Vienna Teng

“So come out. You have been waiting long enough.”

This clarion call opens Aims, Vienna Teng’s fifth studio album. It’s as much a reminder for Vienna herself as an invitation to her listeners – a call to awaken the full potential within all of us.

Indeed, the new album finds Vienna in full adventurous mode. Recorded in Nashville with producer Cason Cooley (Katie Herzig, Matthew Perryman Jones), Aims is exuberant and buoyant in its enthusiasm, yet crafted with the same creative precision that has defined her previous work. The acoustic piano, once the centerpiece of her recordings, plays an occasional supportive role here; in its place are intricate layers of electronica, percussion, strings, and electric guitars. “Cason and I built a playlist of reference songs when we started working,” Vienna remembers. “We put Beck and Florence & the Machine and Kanye West on there. James Blake, Foster the People, Vampire Weekend. We started by stealing from the music we were obsessed with.”

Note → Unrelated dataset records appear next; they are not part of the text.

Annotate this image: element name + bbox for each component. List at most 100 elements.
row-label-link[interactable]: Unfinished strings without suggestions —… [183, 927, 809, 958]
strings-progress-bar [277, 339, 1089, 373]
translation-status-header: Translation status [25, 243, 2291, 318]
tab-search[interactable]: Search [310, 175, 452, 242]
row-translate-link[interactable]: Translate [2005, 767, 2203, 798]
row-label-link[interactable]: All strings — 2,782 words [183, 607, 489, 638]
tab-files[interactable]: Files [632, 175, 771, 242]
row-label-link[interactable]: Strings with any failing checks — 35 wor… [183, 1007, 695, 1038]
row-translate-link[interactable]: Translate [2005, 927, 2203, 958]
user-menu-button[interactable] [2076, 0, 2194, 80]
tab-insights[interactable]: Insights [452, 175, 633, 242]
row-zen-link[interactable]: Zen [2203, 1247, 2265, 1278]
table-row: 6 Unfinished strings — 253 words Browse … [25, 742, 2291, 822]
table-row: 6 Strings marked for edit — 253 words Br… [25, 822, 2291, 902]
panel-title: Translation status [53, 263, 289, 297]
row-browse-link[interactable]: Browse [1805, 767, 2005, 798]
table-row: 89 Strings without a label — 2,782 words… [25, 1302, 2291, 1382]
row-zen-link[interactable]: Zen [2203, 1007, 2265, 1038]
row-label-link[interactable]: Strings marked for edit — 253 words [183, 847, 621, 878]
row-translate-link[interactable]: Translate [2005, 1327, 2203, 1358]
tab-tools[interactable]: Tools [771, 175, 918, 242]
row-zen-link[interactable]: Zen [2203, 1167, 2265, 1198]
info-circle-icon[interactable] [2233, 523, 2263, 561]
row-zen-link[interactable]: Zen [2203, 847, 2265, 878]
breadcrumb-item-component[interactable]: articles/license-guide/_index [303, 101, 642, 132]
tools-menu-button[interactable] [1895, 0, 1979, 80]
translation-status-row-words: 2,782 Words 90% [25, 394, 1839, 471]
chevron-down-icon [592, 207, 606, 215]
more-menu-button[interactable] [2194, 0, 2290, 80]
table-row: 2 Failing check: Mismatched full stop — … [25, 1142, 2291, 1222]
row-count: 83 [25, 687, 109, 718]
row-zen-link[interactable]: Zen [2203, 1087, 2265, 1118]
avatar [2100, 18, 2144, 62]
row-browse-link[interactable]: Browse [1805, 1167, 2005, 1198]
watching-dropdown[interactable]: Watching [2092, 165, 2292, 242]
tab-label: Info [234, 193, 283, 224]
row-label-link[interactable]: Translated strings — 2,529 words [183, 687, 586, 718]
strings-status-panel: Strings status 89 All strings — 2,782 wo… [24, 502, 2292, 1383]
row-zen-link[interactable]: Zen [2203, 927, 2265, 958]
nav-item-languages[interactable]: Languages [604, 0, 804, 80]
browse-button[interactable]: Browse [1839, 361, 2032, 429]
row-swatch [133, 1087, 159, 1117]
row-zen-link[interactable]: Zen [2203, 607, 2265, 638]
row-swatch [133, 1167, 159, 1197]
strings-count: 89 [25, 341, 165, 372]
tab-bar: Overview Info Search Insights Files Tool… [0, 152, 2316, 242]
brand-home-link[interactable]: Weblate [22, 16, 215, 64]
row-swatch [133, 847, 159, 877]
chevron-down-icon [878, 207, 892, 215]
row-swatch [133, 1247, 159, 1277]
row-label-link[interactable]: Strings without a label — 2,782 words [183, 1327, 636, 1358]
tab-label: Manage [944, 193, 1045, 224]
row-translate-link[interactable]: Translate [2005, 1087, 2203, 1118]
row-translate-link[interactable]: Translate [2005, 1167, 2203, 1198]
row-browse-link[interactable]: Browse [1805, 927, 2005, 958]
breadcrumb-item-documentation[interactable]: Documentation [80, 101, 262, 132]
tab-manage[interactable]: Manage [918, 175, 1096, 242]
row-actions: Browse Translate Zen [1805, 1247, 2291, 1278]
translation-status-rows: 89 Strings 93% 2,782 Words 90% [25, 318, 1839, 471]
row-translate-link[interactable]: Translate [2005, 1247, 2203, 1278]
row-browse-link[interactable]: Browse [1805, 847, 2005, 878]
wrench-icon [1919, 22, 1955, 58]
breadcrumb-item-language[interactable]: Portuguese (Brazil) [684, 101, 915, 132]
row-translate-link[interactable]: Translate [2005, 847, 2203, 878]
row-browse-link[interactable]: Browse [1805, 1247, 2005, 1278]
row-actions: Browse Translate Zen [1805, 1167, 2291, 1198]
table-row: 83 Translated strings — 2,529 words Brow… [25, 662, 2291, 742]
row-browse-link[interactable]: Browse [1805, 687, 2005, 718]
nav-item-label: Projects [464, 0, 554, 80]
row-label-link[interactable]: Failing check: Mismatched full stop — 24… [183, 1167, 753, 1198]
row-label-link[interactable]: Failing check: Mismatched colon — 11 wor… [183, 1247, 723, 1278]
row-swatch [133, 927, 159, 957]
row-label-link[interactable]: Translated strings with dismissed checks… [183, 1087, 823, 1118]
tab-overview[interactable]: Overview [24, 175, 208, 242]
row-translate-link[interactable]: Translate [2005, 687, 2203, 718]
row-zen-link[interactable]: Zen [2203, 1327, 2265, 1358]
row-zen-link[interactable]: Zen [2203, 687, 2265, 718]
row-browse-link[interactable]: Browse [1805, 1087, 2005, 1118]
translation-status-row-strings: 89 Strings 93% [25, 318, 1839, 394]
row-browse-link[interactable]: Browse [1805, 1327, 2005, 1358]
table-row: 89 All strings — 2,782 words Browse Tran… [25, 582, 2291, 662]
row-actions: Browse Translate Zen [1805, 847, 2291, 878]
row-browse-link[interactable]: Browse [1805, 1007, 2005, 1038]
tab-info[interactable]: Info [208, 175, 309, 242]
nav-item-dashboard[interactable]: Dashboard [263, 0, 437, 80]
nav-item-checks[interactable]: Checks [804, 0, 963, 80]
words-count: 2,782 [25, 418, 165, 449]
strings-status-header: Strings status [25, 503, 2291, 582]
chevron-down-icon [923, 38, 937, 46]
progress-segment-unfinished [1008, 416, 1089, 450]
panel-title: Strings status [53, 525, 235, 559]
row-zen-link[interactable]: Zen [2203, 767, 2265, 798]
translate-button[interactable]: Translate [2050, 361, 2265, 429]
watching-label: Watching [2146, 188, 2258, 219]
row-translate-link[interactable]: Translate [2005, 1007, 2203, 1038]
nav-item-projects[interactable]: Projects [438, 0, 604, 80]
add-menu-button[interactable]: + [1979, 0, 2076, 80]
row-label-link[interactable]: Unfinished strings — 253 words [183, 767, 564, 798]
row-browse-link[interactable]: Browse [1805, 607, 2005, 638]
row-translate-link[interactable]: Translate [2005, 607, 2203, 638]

The result is glorious, intelligent pop music with a signature all its own. Against a backdrop of stomping percussion and a gospel-inspired refrain, “In the 99” rejects the black-and-white, us-versus-them conflict view of the Occupy movement, instead exploring inequality through the eyes of a compassionate investment banker. In the gorgeous and disturbing “Hymn of Acxiom,” Vienna sings from the perspective of Big Data, densely layering and manipulating her vocals into an electronically-textured choir to spin an eerily relevant cautionary tale. There are tender moments as well, as in the folk-tinged album closer “Goodnight New York,” a love letter to a previous home, relationship, and perhaps vocation. “I’ll say goodnight but it’s never goodbye,” she promises. If Aims is any indication, there’s even finer music to come from this artist in the years ahead.